Bay Area-based Waymo expands robotaxi service with free rides in parts of Los Angeles

Waymo gets approval to expand self-driving service on the Peninsula

Google spinoff Waymo is bringing its robotaxi service to the streets of Los Angeles, offering free rides to some of the roughly 50,000 people who have signed up to use the company's driverless cars.

On Thursday, the Bay Area-based company is expanding into Los Angeles, the second largest U.S. city, seven months after California regulators authorized its robotaxis to begin charging for around-the-clock rides throughout San Francisco. 

That authorization came despite objections from local officials who asserted the driverless vehicles posed unacceptable risks to public safety.

Although Waymo isn't charging for rides in its robotaxis in Los Angeles to start, the company said in a blog post announcing the expansion that it will eventually collect fares from passengers there too. The service is also approved to expand in the Bay Area, with its area of coverage growing beyond San Francisco to include part of San Mateo County, but Waymo has yet to move its robotaxi service into the Peninsula

"Eventually we want to bring Waymo's fully autonomous, rider-only service to more people in more places, including expanding to additional Bay Area cities, but we have no immediate plans at this time," according to a spokesperson for Waymo.

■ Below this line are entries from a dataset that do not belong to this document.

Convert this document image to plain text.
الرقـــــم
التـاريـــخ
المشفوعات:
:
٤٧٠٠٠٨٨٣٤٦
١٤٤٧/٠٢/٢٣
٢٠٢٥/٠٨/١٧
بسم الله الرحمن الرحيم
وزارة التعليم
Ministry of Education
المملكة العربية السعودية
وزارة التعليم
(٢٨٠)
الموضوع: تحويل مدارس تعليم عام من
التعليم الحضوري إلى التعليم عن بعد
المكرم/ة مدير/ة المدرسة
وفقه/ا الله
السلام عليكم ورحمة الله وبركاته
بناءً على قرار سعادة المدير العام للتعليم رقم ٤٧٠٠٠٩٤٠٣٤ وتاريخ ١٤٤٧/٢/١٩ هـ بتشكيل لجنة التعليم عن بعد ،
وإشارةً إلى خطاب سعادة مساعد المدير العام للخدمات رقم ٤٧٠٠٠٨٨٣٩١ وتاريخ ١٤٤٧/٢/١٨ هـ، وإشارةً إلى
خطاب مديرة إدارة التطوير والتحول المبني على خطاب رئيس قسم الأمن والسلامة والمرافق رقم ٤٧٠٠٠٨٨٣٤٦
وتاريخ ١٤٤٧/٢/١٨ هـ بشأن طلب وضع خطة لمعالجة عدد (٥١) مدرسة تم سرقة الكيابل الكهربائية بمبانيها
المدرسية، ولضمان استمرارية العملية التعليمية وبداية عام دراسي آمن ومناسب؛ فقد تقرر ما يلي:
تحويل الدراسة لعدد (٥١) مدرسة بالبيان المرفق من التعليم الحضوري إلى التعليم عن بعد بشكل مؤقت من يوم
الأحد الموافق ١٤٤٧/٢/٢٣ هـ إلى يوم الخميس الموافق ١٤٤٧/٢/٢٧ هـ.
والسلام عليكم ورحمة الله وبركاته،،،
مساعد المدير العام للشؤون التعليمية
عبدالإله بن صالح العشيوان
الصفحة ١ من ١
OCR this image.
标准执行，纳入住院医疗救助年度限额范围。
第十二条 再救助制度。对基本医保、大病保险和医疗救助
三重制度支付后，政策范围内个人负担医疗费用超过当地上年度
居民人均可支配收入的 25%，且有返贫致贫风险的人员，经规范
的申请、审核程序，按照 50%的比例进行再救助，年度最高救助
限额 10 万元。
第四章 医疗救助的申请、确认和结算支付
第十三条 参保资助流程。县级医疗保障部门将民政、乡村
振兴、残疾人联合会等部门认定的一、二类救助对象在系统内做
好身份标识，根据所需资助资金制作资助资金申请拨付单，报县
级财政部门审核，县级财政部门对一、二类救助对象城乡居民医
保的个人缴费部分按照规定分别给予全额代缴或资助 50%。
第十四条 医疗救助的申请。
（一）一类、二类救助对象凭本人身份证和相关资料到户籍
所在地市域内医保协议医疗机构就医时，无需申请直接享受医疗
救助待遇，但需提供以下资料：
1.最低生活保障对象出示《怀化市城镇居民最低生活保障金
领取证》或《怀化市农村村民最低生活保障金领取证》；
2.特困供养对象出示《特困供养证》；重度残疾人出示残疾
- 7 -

While San Mateo County officials has appealed the CPUC's approval of Waymo's expansion, the CPUC has not suspended Waymo's permits in either San Mateo or LA counties.     

The CPUC approval came after the agency issued a 120-day suspension of Waymo's expansion request mid-February, though officials said that pause was so the commission would have ample time to review the request and not as a punitive measure.

Waymo also hopes to begin commercial operations in Austin, Texas, later this year, a goal that makes its robotaxi service available in four major U.S. cities 15 years after it began as a secret project within Google. Waymo's robotaxis have been charging for rides in Phoenix since 2020.

Initially, Waymo's free rides in Los Angeles will cover a 63-square-mile area spanning from Santa Monica to downtown.

The worst fears about robotaxis were realized in San Francisco last October when a vehicle operated by Cruise, a driverless ride-hailing service owned by General Motors, dragged a pedestrian who was hit by another car operated by a human for 20 feet while traveling at roughly 7 mph before coming to a stop. 

The collision set off a string of events that placed the company's future into question. On Oct. 24, the California Public Utilities Commission pulled Cruise's driverless testing permit. Cruise then pulled all its driverless cars off the road nationwide. The company's future remains in doubt as it faces a U.S. Justice Department inquiry focused on the crash.

Waymo's robotaxis so far haven't been involved in any major accidents, though last month San Francisco police confirmed a collision involving a Waymo vehicle and a bicyclist, but the cyclist left the scene on their own before police officers arrived. In another February incident, a Waymo autonomous vehicle was set on fire after it was vandalized by a group of people in San Francisco's Chinatown, according to firefighters.